4.3.1 Tools & Installation
# Install via Bioconda
conda install -c bioconda fastqc multiqc
4.3.2 Run FastQC
# Create an output directory
mkdir -p qc/fastqc
# Run FastQC on all paired-end FASTQs (adjust threads as needed)
fastqc \
--threads 4 \
--outdir qc/fastqc \
raw_data/*_R1.fastq.gz \
raw_data/*_R2.fastq.gz
Outputs (for each sample/read):
qc/fastqc/SampleA_R1_fastqc.html
qc/fastqc/SampleA_R1_fastqc.zip
qc/fastqc/SampleA_R2_fastqc.html
qc/fastqc/SampleA_R2_fastqc.zip
Each HTML report includes modules such as:
Module | What it shows |
---|---|
Per base sequence quality | Boxplots of quality scores at each read position |
Per sequence quality scores | Overall read quality distribution |
Per base GC content | GC% by position vs. theoretical |
Adapter content | Proportion of reads with adapter contamination |
Sequence duplication levels | Fraction of duplicated reads |
Overrepresented sequences | Highly abundant sequences (possible contaminants) |
Quick check: open one HTML report (e.g.
qc/fastqc/SampleA_R1_fastqc.html
) in your browser to inspect quality drops, adapters, or unusual GC peaks.

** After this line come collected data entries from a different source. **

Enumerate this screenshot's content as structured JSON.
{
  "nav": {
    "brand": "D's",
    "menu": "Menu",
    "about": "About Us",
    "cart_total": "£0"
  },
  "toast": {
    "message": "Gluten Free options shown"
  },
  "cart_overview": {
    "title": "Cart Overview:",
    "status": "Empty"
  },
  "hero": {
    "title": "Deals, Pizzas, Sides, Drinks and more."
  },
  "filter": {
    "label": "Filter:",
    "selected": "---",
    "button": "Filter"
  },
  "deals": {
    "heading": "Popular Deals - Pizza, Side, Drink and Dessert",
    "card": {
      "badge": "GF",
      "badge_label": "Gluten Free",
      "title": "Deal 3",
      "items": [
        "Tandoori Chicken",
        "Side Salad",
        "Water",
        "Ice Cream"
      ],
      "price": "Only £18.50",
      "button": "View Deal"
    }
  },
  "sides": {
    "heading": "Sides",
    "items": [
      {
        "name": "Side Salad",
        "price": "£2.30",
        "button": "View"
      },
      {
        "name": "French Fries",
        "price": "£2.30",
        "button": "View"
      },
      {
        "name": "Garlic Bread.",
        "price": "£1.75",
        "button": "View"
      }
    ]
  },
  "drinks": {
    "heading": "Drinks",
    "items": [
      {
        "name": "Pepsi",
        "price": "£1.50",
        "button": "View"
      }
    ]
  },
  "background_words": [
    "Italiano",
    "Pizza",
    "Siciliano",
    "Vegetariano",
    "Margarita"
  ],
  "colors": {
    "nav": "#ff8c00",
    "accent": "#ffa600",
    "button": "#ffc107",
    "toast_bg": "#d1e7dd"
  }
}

4.3.3 Aggregate with MultiQC
Rather than opening dozens of reports, MultiQC will collate them into a single dashboard:
# Create MultiQC output dir
mkdir -p qc/multiqc
# Aggregate all FastQC results
multiqc \
--outdir qc/multiqc \
qc/fastqc
Output
qc/multiqc/multiqc_report.html
That HTML includes:
- Combined per-base quality heatmap
- Adapter content barplot across samples
- Per-sample QC summary table (total reads, GC%, duplication)
- Easy filtering and navigation between samples
Tip: In the MultiQC report, look for:
- “Samples with a large fraction of bases < Q20 (poor quality)”
- “High adapter contamination (>5%)”
- “Deviations in GC content (may indicate contamination)”
4.3.4 Next Steps
- If any samples show poor quality or high adapter content, proceed to adapter/quality trimming (e.g. Cutadapt).
- Once trimming is complete, re-run FastQC/MultiQC on the trimmed FASTQs to confirm improvements before moving on to alignment.